The tourists keep coming even though the state still hasn’t officially reopened Hawaii tourism.

The Hawaii Tourism Authority reported on Monday that 467 of the 2,533 passengers that flew into Hawaii on 27 flights were visitors. Other passengers included: 991 returning residents, 150 people that planned to relocate to Hawaii, and 260 military members. There also were 316 airline flight crew members and 116 transit passengers, who did not plan to leave the airport. Some 234 individuals had quarantine exemptions.

Monday’s visitor arrivals were the lowest daily count since June 30 when 436 passengers flew into Hawaii. Passenger counts kept rising after June 30 until they hit 937 on July 2, the highest daily level since March 26 when the state implemented a mandatory 14-day self-quarantine for out-of-state passengers.

Counts have waxed and waned since the start of the quarantine. There was noticeably lesser travel demand for Hawaii after travelers were told that they were required to confine themselves in a designated location for two weeks after arriving or face up to one year in jail and a $5,000 fine.

After peaking on July 2, visitor arrivals fell every day through July 5 and then started a series of up and down movements until July 9 when they began falling again.
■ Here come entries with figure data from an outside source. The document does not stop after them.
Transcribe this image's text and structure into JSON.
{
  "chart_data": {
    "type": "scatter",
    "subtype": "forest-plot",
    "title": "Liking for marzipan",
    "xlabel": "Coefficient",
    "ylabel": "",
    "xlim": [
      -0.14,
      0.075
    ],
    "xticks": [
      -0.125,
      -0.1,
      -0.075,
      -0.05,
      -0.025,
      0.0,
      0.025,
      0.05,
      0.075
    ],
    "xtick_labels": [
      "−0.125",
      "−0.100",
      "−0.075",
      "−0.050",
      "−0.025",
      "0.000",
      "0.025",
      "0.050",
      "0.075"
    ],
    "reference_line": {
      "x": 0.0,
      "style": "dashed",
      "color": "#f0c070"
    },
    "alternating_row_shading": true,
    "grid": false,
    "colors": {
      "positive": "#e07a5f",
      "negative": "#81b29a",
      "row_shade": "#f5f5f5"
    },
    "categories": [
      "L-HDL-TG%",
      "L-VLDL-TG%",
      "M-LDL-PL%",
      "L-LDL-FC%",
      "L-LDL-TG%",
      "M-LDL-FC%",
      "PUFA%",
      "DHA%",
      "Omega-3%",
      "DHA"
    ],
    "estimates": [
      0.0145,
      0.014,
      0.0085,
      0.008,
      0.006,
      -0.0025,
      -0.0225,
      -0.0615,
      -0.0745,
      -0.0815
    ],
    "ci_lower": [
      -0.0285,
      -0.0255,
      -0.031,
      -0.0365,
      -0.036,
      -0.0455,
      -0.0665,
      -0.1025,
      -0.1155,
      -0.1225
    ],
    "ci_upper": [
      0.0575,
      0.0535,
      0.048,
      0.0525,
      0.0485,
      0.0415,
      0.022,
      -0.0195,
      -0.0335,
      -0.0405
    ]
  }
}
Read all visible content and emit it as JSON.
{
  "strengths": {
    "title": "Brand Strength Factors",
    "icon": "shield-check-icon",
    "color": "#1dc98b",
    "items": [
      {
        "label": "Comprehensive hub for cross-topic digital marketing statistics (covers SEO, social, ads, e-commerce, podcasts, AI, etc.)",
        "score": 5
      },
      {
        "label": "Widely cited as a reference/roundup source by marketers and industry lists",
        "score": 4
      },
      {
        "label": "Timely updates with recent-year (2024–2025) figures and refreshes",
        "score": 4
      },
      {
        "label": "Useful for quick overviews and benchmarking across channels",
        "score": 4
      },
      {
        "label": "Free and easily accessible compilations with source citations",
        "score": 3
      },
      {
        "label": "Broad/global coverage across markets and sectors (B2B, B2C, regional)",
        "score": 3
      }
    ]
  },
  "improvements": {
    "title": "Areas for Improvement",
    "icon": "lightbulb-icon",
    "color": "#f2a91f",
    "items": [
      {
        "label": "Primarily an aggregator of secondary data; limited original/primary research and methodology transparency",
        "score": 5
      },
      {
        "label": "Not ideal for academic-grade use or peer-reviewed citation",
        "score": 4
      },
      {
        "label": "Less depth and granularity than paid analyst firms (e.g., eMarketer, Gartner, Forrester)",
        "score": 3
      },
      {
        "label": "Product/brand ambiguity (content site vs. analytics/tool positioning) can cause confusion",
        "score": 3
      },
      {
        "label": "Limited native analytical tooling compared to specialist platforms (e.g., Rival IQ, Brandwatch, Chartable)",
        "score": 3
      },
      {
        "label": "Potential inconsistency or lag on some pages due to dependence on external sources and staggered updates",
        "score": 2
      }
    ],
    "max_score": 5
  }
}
Normally on any given day in Hawaii in July, some 35,000 passengers arrive, most of them visitors. In July 2019, some 997,872 visitors arrived on planes.
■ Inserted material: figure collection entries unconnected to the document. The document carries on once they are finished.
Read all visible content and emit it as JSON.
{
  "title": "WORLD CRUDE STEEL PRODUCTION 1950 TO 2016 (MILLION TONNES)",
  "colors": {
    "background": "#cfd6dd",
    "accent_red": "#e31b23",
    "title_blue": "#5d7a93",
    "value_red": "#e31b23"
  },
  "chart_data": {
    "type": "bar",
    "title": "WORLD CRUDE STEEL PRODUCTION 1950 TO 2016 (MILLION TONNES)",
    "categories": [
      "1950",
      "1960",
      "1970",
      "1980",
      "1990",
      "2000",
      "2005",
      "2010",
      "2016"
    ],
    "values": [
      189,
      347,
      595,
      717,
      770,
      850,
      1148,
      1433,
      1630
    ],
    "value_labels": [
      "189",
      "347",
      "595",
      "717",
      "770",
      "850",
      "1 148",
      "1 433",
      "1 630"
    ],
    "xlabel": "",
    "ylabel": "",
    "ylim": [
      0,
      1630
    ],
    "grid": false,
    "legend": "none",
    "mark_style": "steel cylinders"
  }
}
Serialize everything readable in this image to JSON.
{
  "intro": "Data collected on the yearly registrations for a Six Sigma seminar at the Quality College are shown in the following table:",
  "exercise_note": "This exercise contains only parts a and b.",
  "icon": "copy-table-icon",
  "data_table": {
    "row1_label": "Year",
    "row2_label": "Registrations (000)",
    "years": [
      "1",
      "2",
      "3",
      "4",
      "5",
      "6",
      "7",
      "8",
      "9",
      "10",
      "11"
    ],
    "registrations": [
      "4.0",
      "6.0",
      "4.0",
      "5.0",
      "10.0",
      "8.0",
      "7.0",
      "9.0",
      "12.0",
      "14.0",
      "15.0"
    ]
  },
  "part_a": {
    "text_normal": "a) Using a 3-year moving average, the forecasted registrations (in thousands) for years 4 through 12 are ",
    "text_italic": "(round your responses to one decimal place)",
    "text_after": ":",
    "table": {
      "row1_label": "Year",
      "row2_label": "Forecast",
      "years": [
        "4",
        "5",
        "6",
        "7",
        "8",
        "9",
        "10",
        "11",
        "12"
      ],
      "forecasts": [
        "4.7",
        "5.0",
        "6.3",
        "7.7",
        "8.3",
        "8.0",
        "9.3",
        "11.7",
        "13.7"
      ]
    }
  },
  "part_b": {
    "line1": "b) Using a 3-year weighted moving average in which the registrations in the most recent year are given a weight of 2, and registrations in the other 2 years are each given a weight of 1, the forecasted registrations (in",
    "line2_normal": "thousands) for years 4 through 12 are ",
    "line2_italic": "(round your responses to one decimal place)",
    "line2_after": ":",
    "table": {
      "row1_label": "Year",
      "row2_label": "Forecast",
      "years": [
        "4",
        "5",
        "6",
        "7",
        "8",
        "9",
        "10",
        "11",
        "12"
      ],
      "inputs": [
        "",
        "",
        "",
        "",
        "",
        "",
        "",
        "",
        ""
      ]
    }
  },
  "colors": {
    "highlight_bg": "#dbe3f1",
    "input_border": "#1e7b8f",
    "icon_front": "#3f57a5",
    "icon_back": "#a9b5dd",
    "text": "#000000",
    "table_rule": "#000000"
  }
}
In March, the month that COVID-19 fears accelerated in the U.S. and lockdowns began in Hawaii, 434,856 visitors still came to Hawaii.

By April visitor arrivals had fallen to 4,564. While counts are still dismally low, they’ve rallied some as Hawaii has headed into its traditional peak summer travel period. In May, 9,116 visitors arrived and there were 13,862 in June. In the first 13 days of this month, 8,663 visitors had arrived.
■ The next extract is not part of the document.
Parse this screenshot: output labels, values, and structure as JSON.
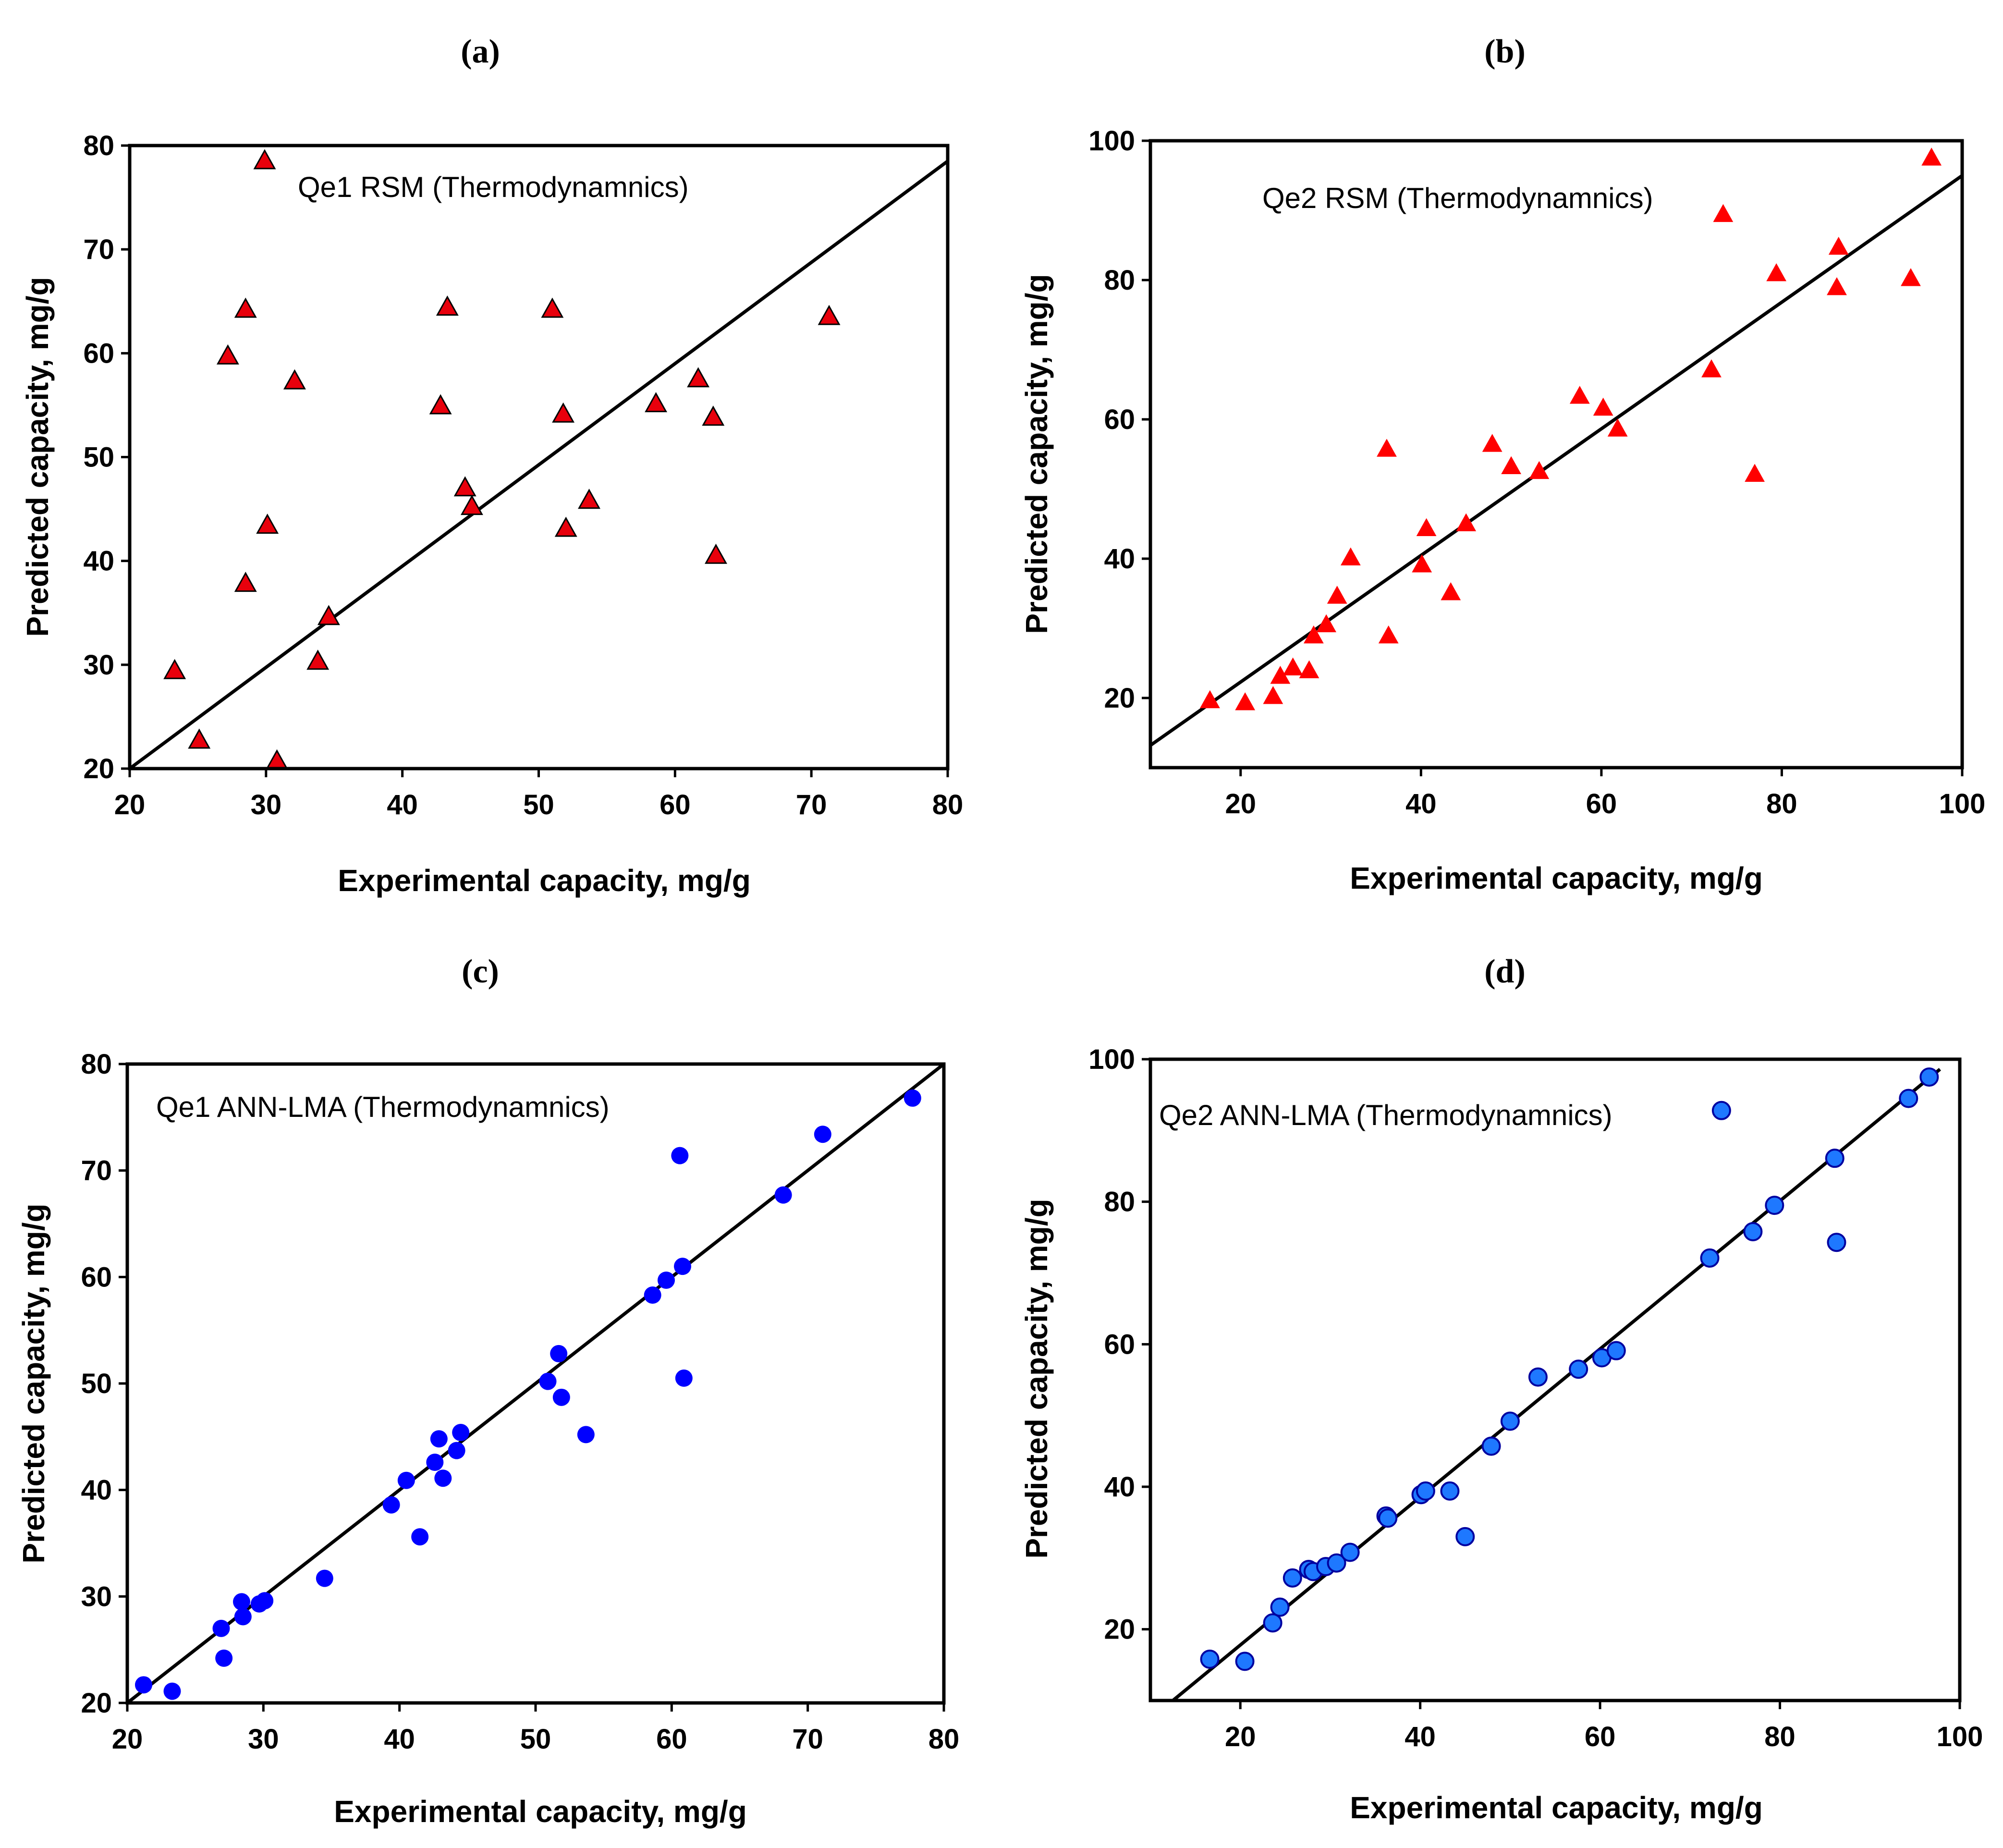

The rise hasn’t been high enough to keep Hawaii’s tourism-dependent economy from falling off a cliff. Yet, it’s disconcerting to state and county officials, who have declared that Hawaii is off-limits to non-essential travelers.

From April 6 to July 12, the Visitor Aloha Society of Hawaii has used a COVID-19 Flight Assistance program to help send 157 visitors home that were unprepared to quarantine.

“As visitor counts rise, we’ve noticed there are more quarantine violators coming,” said VASH President and CEO Jessica Lani Rich. “On Saturday, we sent five visitors home, including a woman from Seattle who had no plans to quarantine and wouldn’t wear a mask at the airport.”

Stories like these, along with an uptick in coronavirus cases in Hawaii and a huge increase in some mainland states, are a key reason that government officials decided to delay an Aug. 1 pre-arrivals testing plan that would have allowed Hawaii tourism to reopen.

Gov. David Ige said it will be September 1 before the state begins a program to allow passengers with approved negative COVID-19 tests taken within 72 hours of their trip to Hawaii to bypass the state’s mandatory 14-day self-quarantine for out-of-state passengers.

Ige also said he plans to extend a mandatory 14-day self-quarantine for out-of-state passengers to at least Aug. 31. Tourism numbers have been free-falling since Ige ordered the out-of-state passenger quarantine on March 26. Interisland travel got a bit of a boost on June 16 when Ige ended an interisland passenger quarantine, but not enough to entice many hotels that had temporarily shuttered during the tourism lockdown to reopen.